Tech Sense: Free Gifts for the Privacy Minded By John Bell
Free Gifts for the Privacy Minded
The holiday season is upon us as we work, play, shop, and go to school online. For many of us hours and jobs have been cut making Christmas shopping a challenge. I thought I might try and help by creating a list of free software gifts that should be appreciated by anyone who wants to protect their privacy.
You know that guy who writes “Tech Sense” for The Beltsville News keeps telling you that you need long passwords that are hard to crack and must be different for each site and must be changed regularly? Yeah, you ask, but how am I supposed to remember all of those passwords? Try KeePass (https://keypass.info). KeePass is a free and open-source password manager that securely stores all of your passwords in one place where they are locked and protected in a secure database behind a primary key. Now you only need to remember one strong password. Because KeePass is open source; anybody can examine the code to make certain it is secure. KeePass will even make up secure passwords for you.
Gnu Privacy Guard (GPG)
Gnu Privacy Guard is best known for helping to secure email messages. It can integrate with Outlook and other email clients allowing you to securely sign messages so the recipient can prove that the message come from you and was not changed after the message was signed. It is a free and open-source implementation of the OpenPGP (Open Pretty Good Privacy) standard as captured in the IETF RFC-4880. Ok, I know that was gobbledygook for most of you, suffice it to say it has creds. If you are a Windows user, you will want to get GPG4Win from https://www.gpg4win.org but for other platforms use https://gnupg.org/download/ . GPG is very good at what it does, but let me warn you, understanding the tools used to protect your privacy and security can be very difficult. Even if you never install the software, reading the manuals will be an education.
Sometimes all we want to do is protect a single file from prying eyes. We don’t want to know about public and private keys, digital signatures, and asymmetric encryption. AESCrypt is one of the solutions that does a single thing; it takes a password and encrypts the file using that password. The new encrypted file gets .aes added to the end of the filename. To decrypt the file, provide the password and a new unencrypted (or plaintext) file will be created without the .aes at the end of the filename. The program is free and open source and can be found for most platforms at https://www.aescrypt.com.

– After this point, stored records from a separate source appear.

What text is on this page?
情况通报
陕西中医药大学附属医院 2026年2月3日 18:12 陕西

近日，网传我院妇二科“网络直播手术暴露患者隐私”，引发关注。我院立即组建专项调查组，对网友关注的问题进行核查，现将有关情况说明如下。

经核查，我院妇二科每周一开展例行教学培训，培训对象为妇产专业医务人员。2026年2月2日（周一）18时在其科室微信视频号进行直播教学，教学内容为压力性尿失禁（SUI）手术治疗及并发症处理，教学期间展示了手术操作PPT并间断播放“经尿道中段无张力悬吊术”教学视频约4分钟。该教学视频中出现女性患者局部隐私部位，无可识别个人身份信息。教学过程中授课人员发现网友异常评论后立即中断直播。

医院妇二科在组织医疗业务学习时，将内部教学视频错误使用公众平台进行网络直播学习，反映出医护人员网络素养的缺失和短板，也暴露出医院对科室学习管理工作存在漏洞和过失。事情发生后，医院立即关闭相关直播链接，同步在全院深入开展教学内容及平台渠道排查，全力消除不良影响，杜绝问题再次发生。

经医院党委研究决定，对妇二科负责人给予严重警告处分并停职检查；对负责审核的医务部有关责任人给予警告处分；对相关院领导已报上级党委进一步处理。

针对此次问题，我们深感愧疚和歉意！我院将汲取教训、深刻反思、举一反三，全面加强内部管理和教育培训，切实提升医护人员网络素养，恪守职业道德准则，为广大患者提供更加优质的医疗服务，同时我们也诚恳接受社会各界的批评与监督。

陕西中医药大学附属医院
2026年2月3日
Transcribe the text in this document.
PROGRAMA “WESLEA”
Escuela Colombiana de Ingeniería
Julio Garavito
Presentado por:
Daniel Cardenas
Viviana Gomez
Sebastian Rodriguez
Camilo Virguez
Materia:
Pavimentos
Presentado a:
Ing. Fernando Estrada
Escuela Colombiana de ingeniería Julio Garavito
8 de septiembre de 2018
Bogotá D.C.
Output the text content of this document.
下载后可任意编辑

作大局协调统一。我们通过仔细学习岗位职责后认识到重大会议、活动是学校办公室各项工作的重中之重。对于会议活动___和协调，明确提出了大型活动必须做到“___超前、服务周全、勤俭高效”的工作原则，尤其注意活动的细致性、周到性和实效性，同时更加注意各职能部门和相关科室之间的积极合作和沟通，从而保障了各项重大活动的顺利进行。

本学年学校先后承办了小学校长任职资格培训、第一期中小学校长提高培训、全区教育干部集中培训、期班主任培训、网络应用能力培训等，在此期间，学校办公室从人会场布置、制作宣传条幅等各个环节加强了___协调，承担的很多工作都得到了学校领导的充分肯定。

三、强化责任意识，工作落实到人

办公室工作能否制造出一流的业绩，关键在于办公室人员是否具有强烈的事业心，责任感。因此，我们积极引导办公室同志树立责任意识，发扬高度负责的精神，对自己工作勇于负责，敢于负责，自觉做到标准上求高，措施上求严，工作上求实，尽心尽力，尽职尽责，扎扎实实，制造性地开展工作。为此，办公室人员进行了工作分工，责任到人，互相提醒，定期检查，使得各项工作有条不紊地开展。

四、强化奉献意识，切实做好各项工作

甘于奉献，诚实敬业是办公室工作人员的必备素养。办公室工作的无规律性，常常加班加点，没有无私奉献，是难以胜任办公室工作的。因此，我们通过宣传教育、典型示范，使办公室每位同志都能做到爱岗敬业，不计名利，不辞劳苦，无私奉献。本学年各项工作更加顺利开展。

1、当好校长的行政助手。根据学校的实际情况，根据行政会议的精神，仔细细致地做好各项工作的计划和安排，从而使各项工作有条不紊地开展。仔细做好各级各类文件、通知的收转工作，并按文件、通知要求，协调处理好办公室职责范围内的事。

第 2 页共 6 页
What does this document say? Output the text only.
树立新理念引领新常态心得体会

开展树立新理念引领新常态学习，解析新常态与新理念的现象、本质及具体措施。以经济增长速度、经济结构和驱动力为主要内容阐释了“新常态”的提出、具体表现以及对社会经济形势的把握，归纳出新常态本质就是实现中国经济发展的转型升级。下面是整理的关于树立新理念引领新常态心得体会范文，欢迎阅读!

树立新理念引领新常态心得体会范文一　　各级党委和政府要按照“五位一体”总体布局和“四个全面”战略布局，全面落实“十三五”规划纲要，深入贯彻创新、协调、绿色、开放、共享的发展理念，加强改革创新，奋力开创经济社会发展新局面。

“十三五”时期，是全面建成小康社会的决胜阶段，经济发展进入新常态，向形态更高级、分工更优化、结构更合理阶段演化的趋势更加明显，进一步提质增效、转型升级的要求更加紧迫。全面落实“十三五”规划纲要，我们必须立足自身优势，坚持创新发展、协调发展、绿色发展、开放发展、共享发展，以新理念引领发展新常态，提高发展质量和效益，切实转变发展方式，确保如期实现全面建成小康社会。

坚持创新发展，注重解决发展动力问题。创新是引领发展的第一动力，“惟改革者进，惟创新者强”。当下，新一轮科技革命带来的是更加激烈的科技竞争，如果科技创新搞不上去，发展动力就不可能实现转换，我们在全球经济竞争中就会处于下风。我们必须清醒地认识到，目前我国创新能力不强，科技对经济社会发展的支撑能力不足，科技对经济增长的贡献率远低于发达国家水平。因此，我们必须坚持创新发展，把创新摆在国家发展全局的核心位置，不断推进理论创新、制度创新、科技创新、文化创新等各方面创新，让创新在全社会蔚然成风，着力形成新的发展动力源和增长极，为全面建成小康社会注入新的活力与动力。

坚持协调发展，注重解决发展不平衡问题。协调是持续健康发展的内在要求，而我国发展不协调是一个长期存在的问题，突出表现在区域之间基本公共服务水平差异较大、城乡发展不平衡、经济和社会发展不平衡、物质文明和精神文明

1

To be fair, I do not use AESCrypt because I have been using 7-Zip for a very long time. 7-Zip is a free and open-source file compressor used to make collections of files shrink in size. It is similar to the well-known WinZip program. Both 7-Zip and WinZip allow files added to the zip file (archive) to be encrypted. Both programs support AES 256 encryption. When you add a file to the archive you will be asked for the optional password. If you provide the password, the file will be encrypted as it is added, and the password will be required to recover the file. 7-Zip is available for most platforms, and several other compression programs also support the same encryption mechanisms and formats. Both AESCrypt and 7-Zip allow me to securely send an encrypted file as an email attachment and then share the password with the receiving party over the phone or through a different, separate means allowing them to access the underlying document. You can download 7-Zip from https://www.7-zip.org.
So, I have dutifully encrypted my financial, tax, and health data to secure my files, but now I need to get rid of the originals. If I simply delete the file, it is still there in the recycle bin. Even if I empty the recycle bin or I use shift-del to delete the file without recycling it is still there, and anyone with the right tools can recover the data. How do I get rid of the original file? I use a file shredder or in this case BleachBit. BleachBit removes the file from your hard drive permanently shredding it as it goes. In this case shredding includes overwriting the directory information and writing new random or zero data over every block in the file. This effectively prevents the original data from being recoverable making it safe. BleachBit can be found at https://www.bleachbit.org/.
VeraCrypt is also an encryption tool but unlike the others, which are used to encrypt individual files, VeraCrypt is used to encrypt an entire disk. This makes it popular to encrypt external hard drives and USB drives so information on them can’t be used if they are lost or stolen. It can also be used to encrypt your entire boot drive so if your laptop is stolen the information on it can’t be recovered without the password. VeraCrypt can be found at https://www.veracrypt.fr/en/Home.html.
I wish all of my readers’ happy and safe holidays. Remember that it’s about what you give more than what you get. Happy New Year, hopefully it will be better than the old one.